I had the windows down, my arm oustretched to catch the wind. I kept thinking I was having these rather remarkable feelings of well-being. But why? Was it just a passing figment of my imagination, called forth by a drive in the country on a beautiful day?

I passed more fields and farms, houses and rolled bundles of hay, barbed wire fences with weeds, grasses, and plants about to turn brown and gold in the first days of impending autumn.

Only with the windows down do I hear the crickets and insect sounds in the woods that tell me the earth is alive with unseen creatures. Overhead, and in front of my car, little yellow butterflies dance on tiny pockets of warm air rising from the pavement.

Everything is so lovely. The air, I have to say again, is so fresh. The clouds are so close. The miles slip past as I sit rather transfixed in the driver’s seat, wondering when the exact moment will arrive when the final barn and silo show up on the left, remnants of a larger farm now being consumed by undergrowth and kudzu, slowly, until it’s just a pile of debris in a mound of green, one day a few years hence.

But then, just then, a large clearing appears and I see the AME church on the left. Today there is a funeral, and a black hearse is out front and people are standing and waiting on this most splendid and glorious blue-sky day.

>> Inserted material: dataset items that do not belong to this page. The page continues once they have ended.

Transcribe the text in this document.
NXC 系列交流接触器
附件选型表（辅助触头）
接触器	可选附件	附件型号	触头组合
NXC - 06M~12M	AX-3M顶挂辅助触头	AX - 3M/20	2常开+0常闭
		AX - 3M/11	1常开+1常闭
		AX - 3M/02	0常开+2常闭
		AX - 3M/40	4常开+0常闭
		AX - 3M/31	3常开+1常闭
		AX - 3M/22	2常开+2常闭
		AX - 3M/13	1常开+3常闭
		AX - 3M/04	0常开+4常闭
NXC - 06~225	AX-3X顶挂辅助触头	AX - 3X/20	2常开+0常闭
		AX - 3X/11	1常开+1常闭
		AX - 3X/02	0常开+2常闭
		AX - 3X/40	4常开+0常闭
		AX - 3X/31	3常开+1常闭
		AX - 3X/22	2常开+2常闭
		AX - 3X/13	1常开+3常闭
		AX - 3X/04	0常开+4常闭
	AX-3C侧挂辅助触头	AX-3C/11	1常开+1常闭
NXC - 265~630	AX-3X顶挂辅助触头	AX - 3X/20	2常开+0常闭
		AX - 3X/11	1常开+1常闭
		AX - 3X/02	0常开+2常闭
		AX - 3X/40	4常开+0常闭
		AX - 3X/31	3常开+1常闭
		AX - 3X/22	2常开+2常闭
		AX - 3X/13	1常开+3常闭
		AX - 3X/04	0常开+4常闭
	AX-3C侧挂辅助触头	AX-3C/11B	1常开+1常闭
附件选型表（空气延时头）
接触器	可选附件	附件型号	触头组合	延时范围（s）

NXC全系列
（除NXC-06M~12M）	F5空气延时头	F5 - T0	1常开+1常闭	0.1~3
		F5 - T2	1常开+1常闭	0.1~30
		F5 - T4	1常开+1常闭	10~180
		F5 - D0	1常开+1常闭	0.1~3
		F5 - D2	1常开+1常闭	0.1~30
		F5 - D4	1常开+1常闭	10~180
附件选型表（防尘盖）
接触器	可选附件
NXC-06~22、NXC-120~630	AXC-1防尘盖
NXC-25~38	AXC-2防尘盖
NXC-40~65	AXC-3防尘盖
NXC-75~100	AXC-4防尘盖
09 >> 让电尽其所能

There is no trace of anything somber or sad, really, except the two big black cars and a moment when gravity seems suddenly close about me, for just a few seconds, and I am, for the briefest time, caught off guard by another person’s death on a day when life has no limits and mortality seems as light and fanciful as little yellow butterflies crossing the road ahead and in the distance, everywhere.

And the crickets sang their farewell song, and the sky was like a dream, and the new road I was on stretched out ahead in a straight line in the direction of my destination.